Böbrekleriniz vücudunuzdaki toksinleri atmak için suya ihtiyaç duyar. Böbrekler, kan dolaşımınızdaki atıkları filtreler, böylece organlarınız saf ve oksijenli kan alır. Cildiniz gerekli besinleri ve oksijeni kan yoluyla alır. Ve kanın temiz olmadıkça cildin parlamaz.

3. Normal Cilt Fonksiyonlarınızı İyileştirir

Su kaybını önlemek ve toksinleri ortadan kaldırmaktan D vitamini sentezlemeye ve vücudunuzu güneş hasarından korumaya kadar – cildiniz her gün birçok işlevi yerine getirir. Günlük yeterli miktarda su alımı cildinizin etkin bir şekilde çalışmasına yardımcı olur.

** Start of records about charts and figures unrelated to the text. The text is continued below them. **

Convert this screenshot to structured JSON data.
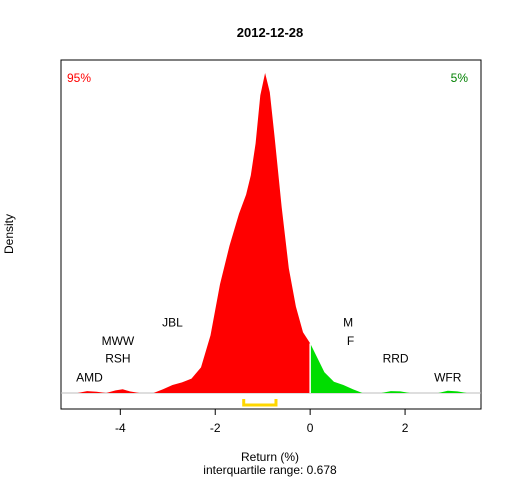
{
  "chart_data": {
    "type": "area",
    "title": "2012-12-28",
    "xlabel": "Return (%)",
    "ylabel": "Density",
    "subtitle": "interquartile range: 0.678",
    "xlim": [
      -5.25,
      3.6
    ],
    "ylim": [
      0,
      1.0
    ],
    "x_ticks": [
      -4,
      -2,
      0,
      2
    ],
    "x_tick_labels": [
      "-4",
      "-2",
      "0",
      "2"
    ],
    "left_tail_label": "95%",
    "right_tail_label": "5%",
    "split_at": 0,
    "colors": {
      "left": "#ff0000",
      "right": "#00dd00",
      "iqr": "#ffd700",
      "title_left": "#ff0000",
      "title_right": "#008000"
    },
    "interquartile_range": {
      "low": -1.4,
      "high": -0.72,
      "value": 0.678
    },
    "density": [
      [
        -4.9,
        0.0
      ],
      [
        -4.7,
        0.006
      ],
      [
        -4.5,
        0.004
      ],
      [
        -4.3,
        0.0
      ],
      [
        -4.1,
        0.008
      ],
      [
        -3.95,
        0.012
      ],
      [
        -3.8,
        0.005
      ],
      [
        -3.6,
        0.0
      ],
      [
        -3.3,
        0.0
      ],
      [
        -3.1,
        0.012
      ],
      [
        -2.9,
        0.025
      ],
      [
        -2.7,
        0.033
      ],
      [
        -2.5,
        0.045
      ],
      [
        -2.3,
        0.08
      ],
      [
        -2.1,
        0.18
      ],
      [
        -1.9,
        0.34
      ],
      [
        -1.7,
        0.46
      ],
      [
        -1.5,
        0.56
      ],
      [
        -1.35,
        0.62
      ],
      [
        -1.25,
        0.68
      ],
      [
        -1.15,
        0.78
      ],
      [
        -1.05,
        0.93
      ],
      [
        -0.95,
        1.0
      ],
      [
        -0.85,
        0.94
      ],
      [
        -0.75,
        0.8
      ],
      [
        -0.6,
        0.58
      ],
      [
        -0.45,
        0.39
      ],
      [
        -0.3,
        0.27
      ],
      [
        -0.15,
        0.19
      ],
      [
        0.0,
        0.155
      ],
      [
        0.15,
        0.11
      ],
      [
        0.3,
        0.065
      ],
      [
        0.5,
        0.035
      ],
      [
        0.7,
        0.025
      ],
      [
        0.9,
        0.012
      ],
      [
        1.1,
        0.0
      ],
      [
        1.5,
        0.0
      ],
      [
        1.7,
        0.006
      ],
      [
        1.9,
        0.005
      ],
      [
        2.1,
        0.0
      ],
      [
        2.7,
        0.0
      ],
      [
        2.9,
        0.007
      ],
      [
        3.1,
        0.005
      ],
      [
        3.3,
        0.0
      ]
    ],
    "annotations": [
      {
        "text": "AMD",
        "x": -4.65,
        "y": 0.049
      },
      {
        "text": "RSH",
        "x": -4.05,
        "y": 0.108
      },
      {
        "text": "MWW",
        "x": -4.05,
        "y": 0.162
      },
      {
        "text": "JBL",
        "x": -2.9,
        "y": 0.221
      },
      {
        "text": "M",
        "x": 0.8,
        "y": 0.221
      },
      {
        "text": "F",
        "x": 0.85,
        "y": 0.162
      },
      {
        "text": "RRD",
        "x": 1.8,
        "y": 0.108
      },
      {
        "text": "WFR",
        "x": 2.9,
        "y": 0.049
      }
    ]
  }
}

Bir çalışma, içme suyunun insan derisinin nem seviyeleri ve diğer işlevleri üzerindeki etkisini değerlendirdi. Denekler bir ay boyunca her gün yaklaşık 2 litre su içtiler. Sonuçlar, içme suyunun sadece cildin normal fizyolojisinin korunmasına ve iyileştirilmesine yardımcı olmakla kalmayıp, aynı zamanda yüzeysel ve derin cilt hidrasyon seviyelerini de arttırdığını gösterdi (2).

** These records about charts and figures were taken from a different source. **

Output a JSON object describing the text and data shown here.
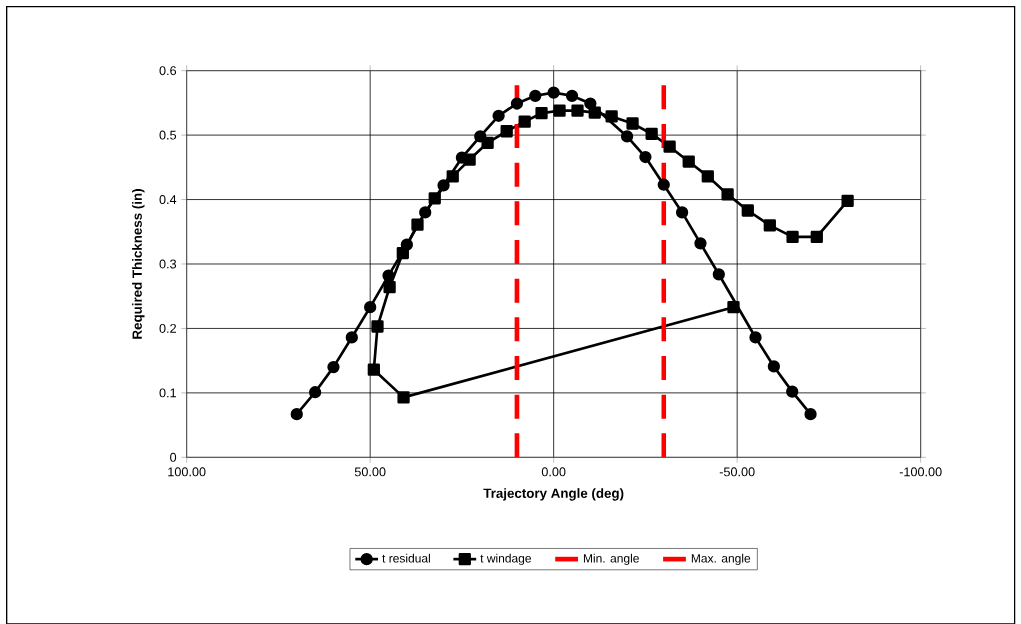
{
  "chart_data": {
    "type": "line",
    "xlabel": "Trajectory Angle  (deg)",
    "ylabel": "Required Thickness  (in)",
    "xlim": [
      100,
      -100
    ],
    "xticks": [
      {
        "value": 100,
        "label": "100.00"
      },
      {
        "value": 50,
        "label": "50.00"
      },
      {
        "value": 0,
        "label": "0.00"
      },
      {
        "value": -50,
        "label": "-50.00"
      },
      {
        "value": -100,
        "label": "-100.00"
      }
    ],
    "ylim": [
      0,
      0.6
    ],
    "yticks": [
      0,
      0.1,
      0.2,
      0.3,
      0.4,
      0.5,
      0.6
    ],
    "grid": true,
    "legend": "bottom",
    "line_style": "solid",
    "series": [
      {
        "name": "t residual",
        "color": "#000000",
        "marker": "circle",
        "x": [
          70,
          65,
          60,
          55,
          50,
          45,
          40,
          35,
          30,
          25,
          20,
          15,
          10,
          5,
          0,
          -5,
          -10,
          -15,
          -20,
          -25,
          -30,
          -35,
          -40,
          -45,
          -50,
          -55,
          -60,
          -65,
          -70
        ],
        "values": [
          0.067,
          0.101,
          0.14,
          0.186,
          0.233,
          0.282,
          0.33,
          0.38,
          0.422,
          0.465,
          0.498,
          0.53,
          0.549,
          0.561,
          0.566,
          0.561,
          0.549,
          null,
          0.498,
          0.466,
          0.423,
          0.38,
          0.332,
          0.284,
          null,
          0.186,
          0.141,
          0.102,
          0.067
        ]
      },
      {
        "name": "t windage",
        "color": "#000000",
        "marker": "square",
        "x": [
          -49.0,
          40.9,
          49.0,
          48.0,
          44.7,
          41.1,
          37.1,
          32.4,
          27.5,
          22.9,
          18.0,
          12.8,
          7.9,
          3.3,
          -1.6,
          -6.5,
          -11.2,
          -15.8,
          -21.5,
          -26.7,
          -31.6,
          -36.8,
          -42.0,
          -47.4,
          -52.9,
          -58.9,
          -65.1,
          -71.7,
          -80.1
        ],
        "values": [
          0.233,
          0.093,
          0.136,
          0.203,
          0.264,
          0.317,
          0.361,
          0.402,
          0.436,
          0.462,
          0.488,
          0.506,
          0.521,
          0.534,
          0.538,
          0.538,
          0.535,
          0.529,
          0.518,
          0.502,
          0.482,
          0.459,
          0.436,
          0.408,
          0.383,
          0.36,
          0.342,
          0.342,
          0.398
        ]
      }
    ],
    "ref_lines": [
      {
        "axis": "x",
        "value": 10,
        "label": "Min. angle",
        "color": "#ff0000",
        "line_style": "dashed"
      },
      {
        "axis": "x",
        "value": -30,
        "label": "Max. angle",
        "color": "#ff0000",
        "line_style": "dashed"
      }
    ]
  }
}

Su alımının cildinizi sağlıklı tutmada çok önemli bir rol oynadığı oldukça açıktır. Cildinizi sağlıklı ve parlak tutmak için Japon su terapisini nasıl takip edebileceğinizi anlayalım.

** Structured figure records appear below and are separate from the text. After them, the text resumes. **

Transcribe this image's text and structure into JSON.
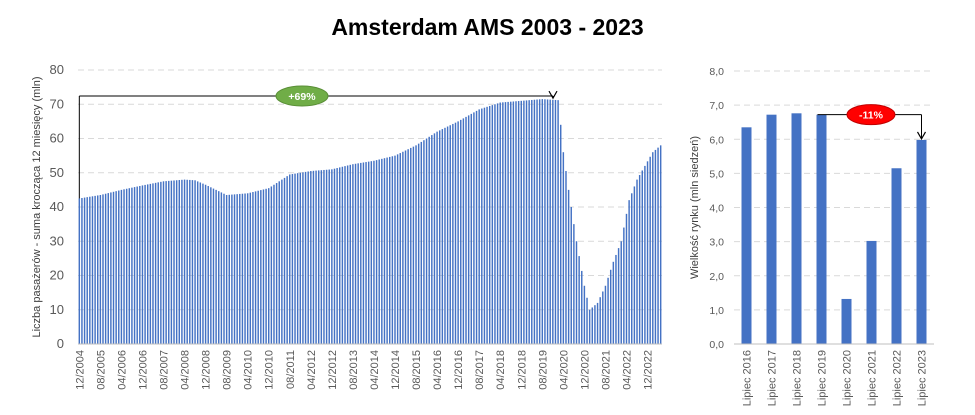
{
  "title": "Amsterdam AMS 2003 - 2023",
  "colors": {
    "bar": "#4472c4",
    "grid": "#d9d9d9",
    "badge_up": "#70ad47",
    "badge_down": "#ff0000"
  },
  "chart_data": [
    {
      "type": "bar",
      "ylabel": "Liczba pasażerów - suma krocząca 12 miesięcy (mln)",
      "ylim": [
        0,
        80
      ],
      "yticks": [
        "0",
        "10",
        "20",
        "30",
        "40",
        "50",
        "60",
        "70",
        "80"
      ],
      "x_tick_labels": [
        "12/2004",
        "08/2005",
        "04/2006",
        "12/2006",
        "08/2007",
        "04/2008",
        "12/2008",
        "08/2009",
        "04/2010",
        "12/2010",
        "08/2011",
        "04/2012",
        "12/2012",
        "08/2013",
        "04/2014",
        "12/2014",
        "08/2015",
        "04/2016",
        "12/2016",
        "08/2017",
        "04/2018",
        "12/2018",
        "08/2019",
        "04/2020",
        "12/2020",
        "08/2021",
        "04/2022",
        "12/2022"
      ],
      "series_anchor_points": [
        [
          "2004-12",
          42.5
        ],
        [
          "2005-08",
          43.5
        ],
        [
          "2006-04",
          45
        ],
        [
          "2006-12",
          46.3
        ],
        [
          "2007-08",
          47.5
        ],
        [
          "2008-04",
          48.0
        ],
        [
          "2008-08",
          47.8
        ],
        [
          "2008-12",
          46.5
        ],
        [
          "2009-08",
          43.5
        ],
        [
          "2010-04",
          44.0
        ],
        [
          "2010-12",
          45.5
        ],
        [
          "2011-08",
          49.5
        ],
        [
          "2012-04",
          50.5
        ],
        [
          "2012-12",
          51.0
        ],
        [
          "2013-08",
          52.5
        ],
        [
          "2014-04",
          53.5
        ],
        [
          "2014-12",
          55.0
        ],
        [
          "2015-08",
          58.0
        ],
        [
          "2016-04",
          62.0
        ],
        [
          "2016-12",
          65.0
        ],
        [
          "2017-08",
          68.5
        ],
        [
          "2018-04",
          70.5
        ],
        [
          "2018-12",
          71.0
        ],
        [
          "2019-08",
          71.5
        ],
        [
          "2020-02",
          71.2
        ],
        [
          "2020-03",
          64.0
        ],
        [
          "2020-04",
          56.0
        ],
        [
          "2020-06",
          45.0
        ],
        [
          "2020-09",
          30.0
        ],
        [
          "2020-12",
          17.0
        ],
        [
          "2021-02",
          10.0
        ],
        [
          "2021-05",
          12.0
        ],
        [
          "2021-08",
          17.0
        ],
        [
          "2021-11",
          24.0
        ],
        [
          "2022-02",
          30.0
        ],
        [
          "2022-05",
          42.0
        ],
        [
          "2022-08",
          48.0
        ],
        [
          "2022-11",
          52.0
        ],
        [
          "2023-02",
          56.0
        ],
        [
          "2023-05",
          58.0
        ]
      ],
      "annotation": {
        "label": "+69%",
        "from_value": 42.5,
        "to_value": 71.5
      }
    },
    {
      "type": "bar",
      "ylabel": "Wielkość rynku (mln siedzeń)",
      "ylim": [
        0,
        8
      ],
      "yticks": [
        "0,0",
        "1,0",
        "2,0",
        "3,0",
        "4,0",
        "5,0",
        "6,0",
        "7,0",
        "8,0"
      ],
      "categories": [
        "Lipiec 2016",
        "Lipiec 2017",
        "Lipiec 2018",
        "Lipiec 2019",
        "Lipiec 2020",
        "Lipiec 2021",
        "Lipiec 2022",
        "Lipiec 2023"
      ],
      "values": [
        6.35,
        6.72,
        6.76,
        6.72,
        1.32,
        3.02,
        5.15,
        5.98
      ],
      "annotation": {
        "label": "-11%",
        "from_index": 3,
        "to_index": 7
      }
    }
  ]
}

Sağlıklı Bir Cilt İçin Japon Su Terapisini Takip Etme Rehberi

Sağlıklı Ciltler İçin Japon Su Terapisini İzleme Rehberi - Su Terapisi

Adımlara geçmeden önce, işte size biraz teşvik!

Bir araştırma, içme suyunun her gün yaktığınız kalori miktarını artırarak kilo vermenize de yardımcı olabileceğini söylüyor (3). Yeterince su içtiğinizde Dinlenme Enerji Harcamanız (vücudunuzun aktif olmadığında ihtiyaç duyduğu kalori) artar. Bütün bunlar suyun (4) termojenik etkisinden kaynaklanmaktadır.

Not: Termik etki, vücudunuzun herhangi bir gıda maddesini işlemek için harcadığı kalori miktarıdır.

Sanırım bu sizi su terapisi konusunda heyecanlandırmaya yeter. Şimdi adımlara geçelim.

Aşama 1

Sabah uyandıktan hemen sonra en az dört ila altı bardak su için. Her bardak 160-200 mL su tutmalıdır. Bunu aç karnına yapın. Su oda sıcaklığında veya ılık olmalıdır.

Not: İçine limon sıkabilirsiniz.

Adım 2

Suyu içtikten sonra dişlerinizi fırçalayın. 45 dakika boyunca hiçbir şey yemeyin. Bundan sonra günlük rutininize devam edin. 45 dakika boyunca koşu veya yoga gibi hafif fiziksel aktiviteler yapabilirsiniz.

Aşama 3

Gün boyunca yediğiniz her öğün arasında iki saatlik bir boşluk bırakın. Ve bu iki saat boyunca herhangi bir şey içmekten ve yemekten kaçının. Örneğin, kahvaltınızı, öğle yemeğinizi, akşam ara öğünlerinizi ve akşam yemeğinizi yedikten 15 dakika sonra, sonraki iki saat boyunca hiçbir şey yemeyin veya içmeyin.

4. Adım

Tek seferde dört ila altı bardak su içemiyorsanız, her bardak su arasında birkaç dakika ara verin.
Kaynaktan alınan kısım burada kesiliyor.